A woman at a point A on the shore of a circular lake with radius 2mi wants to arrive at the point C diametrically opposite A on the other side of the lake in the shortest time possible.  She can walk at the rate of 4mi/hr and row a boat at 2mi/hr.  

>> She's in good shape.  I'd like to meet her.

How should she proceed?  Thanks!!!
........................................
Hi, Jill,

I suggest that we set it up like this: (You will have to draw the diagram according to these instructions.  The site does not allow me to send you a picture.  Bummer.)

The center of the circle is at the origin (0,0), and its radius is 2.
A is the point  (-2,0).
C is the point   (2,0).
AC = 4 miles.
She rows in a straight line from A to some point B on the circle, then walks along  arc BC.

Call angle BAC = t.   (t stands for theta)
Note that angle ABC = 90 degrees.

She rows AB at 2 mph, so that takes time  t1 = AB/2.  We must compute the length AB.

She walks arc BC at 4 mph.
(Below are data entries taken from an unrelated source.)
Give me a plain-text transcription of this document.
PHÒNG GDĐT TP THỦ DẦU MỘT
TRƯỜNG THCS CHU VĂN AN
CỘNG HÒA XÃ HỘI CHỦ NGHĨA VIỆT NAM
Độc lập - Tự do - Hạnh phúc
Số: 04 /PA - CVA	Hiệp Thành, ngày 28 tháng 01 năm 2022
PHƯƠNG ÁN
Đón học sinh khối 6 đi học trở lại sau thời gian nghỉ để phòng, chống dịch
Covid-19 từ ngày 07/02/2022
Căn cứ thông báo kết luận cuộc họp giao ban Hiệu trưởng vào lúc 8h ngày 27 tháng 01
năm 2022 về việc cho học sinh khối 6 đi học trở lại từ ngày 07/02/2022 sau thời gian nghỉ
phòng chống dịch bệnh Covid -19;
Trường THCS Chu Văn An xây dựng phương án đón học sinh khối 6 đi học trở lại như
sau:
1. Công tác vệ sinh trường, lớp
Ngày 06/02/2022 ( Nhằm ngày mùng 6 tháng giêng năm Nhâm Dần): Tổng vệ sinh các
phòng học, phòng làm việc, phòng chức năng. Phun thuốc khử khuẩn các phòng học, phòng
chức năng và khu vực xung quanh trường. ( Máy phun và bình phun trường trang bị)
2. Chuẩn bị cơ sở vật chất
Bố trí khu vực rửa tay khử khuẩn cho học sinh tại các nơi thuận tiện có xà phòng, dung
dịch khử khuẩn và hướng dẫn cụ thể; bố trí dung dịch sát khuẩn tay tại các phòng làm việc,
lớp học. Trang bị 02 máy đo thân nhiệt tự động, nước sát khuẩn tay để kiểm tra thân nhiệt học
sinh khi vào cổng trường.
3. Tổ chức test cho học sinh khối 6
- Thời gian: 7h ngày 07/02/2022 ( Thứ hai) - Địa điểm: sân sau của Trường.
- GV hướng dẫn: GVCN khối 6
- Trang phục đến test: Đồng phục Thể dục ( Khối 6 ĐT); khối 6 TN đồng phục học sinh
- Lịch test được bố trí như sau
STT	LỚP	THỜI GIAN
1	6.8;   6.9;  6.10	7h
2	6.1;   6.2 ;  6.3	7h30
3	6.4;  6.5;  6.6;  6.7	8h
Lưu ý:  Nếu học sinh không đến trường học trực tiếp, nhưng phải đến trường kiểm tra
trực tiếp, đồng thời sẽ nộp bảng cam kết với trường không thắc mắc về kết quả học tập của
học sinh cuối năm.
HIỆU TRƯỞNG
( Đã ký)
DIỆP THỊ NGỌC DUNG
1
That takes time  t2 = arc BC / 4.  We must compute the length of arc BC.

The sum  T = t1 + t2  is the time we want to minimize.  We will attempt to make this a function of angle t.

[Note, of course -- capital T is not the same as small t.]
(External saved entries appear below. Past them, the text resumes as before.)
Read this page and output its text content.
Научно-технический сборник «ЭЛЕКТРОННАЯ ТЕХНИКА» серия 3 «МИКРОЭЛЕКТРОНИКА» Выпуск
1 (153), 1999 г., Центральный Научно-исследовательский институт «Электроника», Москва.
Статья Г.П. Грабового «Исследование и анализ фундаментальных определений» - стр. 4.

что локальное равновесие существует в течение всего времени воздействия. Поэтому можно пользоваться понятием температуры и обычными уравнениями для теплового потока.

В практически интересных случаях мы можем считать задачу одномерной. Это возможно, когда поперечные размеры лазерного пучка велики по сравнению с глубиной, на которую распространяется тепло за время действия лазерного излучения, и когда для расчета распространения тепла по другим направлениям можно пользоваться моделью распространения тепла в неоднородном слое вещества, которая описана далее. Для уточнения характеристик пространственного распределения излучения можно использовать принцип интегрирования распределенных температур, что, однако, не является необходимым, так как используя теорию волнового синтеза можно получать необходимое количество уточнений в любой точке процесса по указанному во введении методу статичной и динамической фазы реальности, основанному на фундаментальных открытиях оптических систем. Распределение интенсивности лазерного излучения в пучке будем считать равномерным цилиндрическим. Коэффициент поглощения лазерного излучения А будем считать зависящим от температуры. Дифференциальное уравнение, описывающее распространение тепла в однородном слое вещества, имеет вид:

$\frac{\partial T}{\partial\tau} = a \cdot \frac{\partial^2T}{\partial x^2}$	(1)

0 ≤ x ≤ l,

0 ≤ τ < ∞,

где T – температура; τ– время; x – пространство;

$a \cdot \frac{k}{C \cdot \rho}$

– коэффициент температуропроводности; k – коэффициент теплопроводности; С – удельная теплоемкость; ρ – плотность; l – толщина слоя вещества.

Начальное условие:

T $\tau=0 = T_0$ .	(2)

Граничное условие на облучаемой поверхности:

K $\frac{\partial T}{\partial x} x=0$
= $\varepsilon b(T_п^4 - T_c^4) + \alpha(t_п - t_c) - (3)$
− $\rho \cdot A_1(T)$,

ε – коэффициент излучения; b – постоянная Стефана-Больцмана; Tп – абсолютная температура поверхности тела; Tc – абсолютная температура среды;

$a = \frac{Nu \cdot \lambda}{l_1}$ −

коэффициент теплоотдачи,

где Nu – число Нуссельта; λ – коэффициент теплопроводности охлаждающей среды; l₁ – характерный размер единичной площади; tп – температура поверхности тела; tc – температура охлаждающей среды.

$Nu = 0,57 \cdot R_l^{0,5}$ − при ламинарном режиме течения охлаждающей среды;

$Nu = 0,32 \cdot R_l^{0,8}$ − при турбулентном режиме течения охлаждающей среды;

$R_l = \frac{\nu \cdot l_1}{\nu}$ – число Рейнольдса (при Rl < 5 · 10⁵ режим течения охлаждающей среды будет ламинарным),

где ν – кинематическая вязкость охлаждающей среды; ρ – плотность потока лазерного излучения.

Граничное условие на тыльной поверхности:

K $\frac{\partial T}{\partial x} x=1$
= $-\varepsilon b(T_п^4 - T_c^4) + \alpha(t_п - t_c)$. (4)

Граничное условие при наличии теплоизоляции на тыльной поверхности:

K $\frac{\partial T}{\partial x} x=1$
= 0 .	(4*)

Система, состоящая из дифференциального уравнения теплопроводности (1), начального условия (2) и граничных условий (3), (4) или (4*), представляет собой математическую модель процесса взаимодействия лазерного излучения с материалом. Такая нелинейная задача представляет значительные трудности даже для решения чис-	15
...........................

In triangle  ABC, the hypotenuse is AC = 4.  AB is the leg adjacent to angle t, so

AB = 4 cos t.
t1 = AB/2 = 2 cos t

...........................
In the circle, arc length = radius * central angle.  The central angle for arc BC is angle  BOC and that is equal to 2t.  [Draw isosceles triangle ABO, then use that old theorem: An exterior angle of a triangle is equal to the sum of the remote interior angles.]

So  arc BC = 2 * 2t = 4t

t2 = 4t/4 = t.

..............................
Getting there:

T = t1 + t2 = 2 cos t + t

Interval of meaningfulness: [I just made that word up.]

t = 0 (all rowing) to t = 90 degrees, or pi/2 (all walking)

Ready to do our maximizing.  Differentiate:

dT/dt = - 2 sin t + 1

Set that equal to zero:

sin t = 1/2

t = 30 degrees, or pi/6, is a critical point:

Checking:  We have three critical points; that one and the endpoints.

T(30) = 2 cos 30 + pi/6
= 2 sqrt(3)/2 + pi/6
= sqrt(3) + pi/6 = 2.2556495831671761666045535720525

T(0) = 2 cos 0 + 0 = 2

T(90) = 2 cos 90 + pi/2 = 1.5707963267948966192313216916398

Aha!  The critical point at 30 degrees is not a minimum.  The minimum is at 90 degrees, meaning she should skip the rowing and just walk all the way.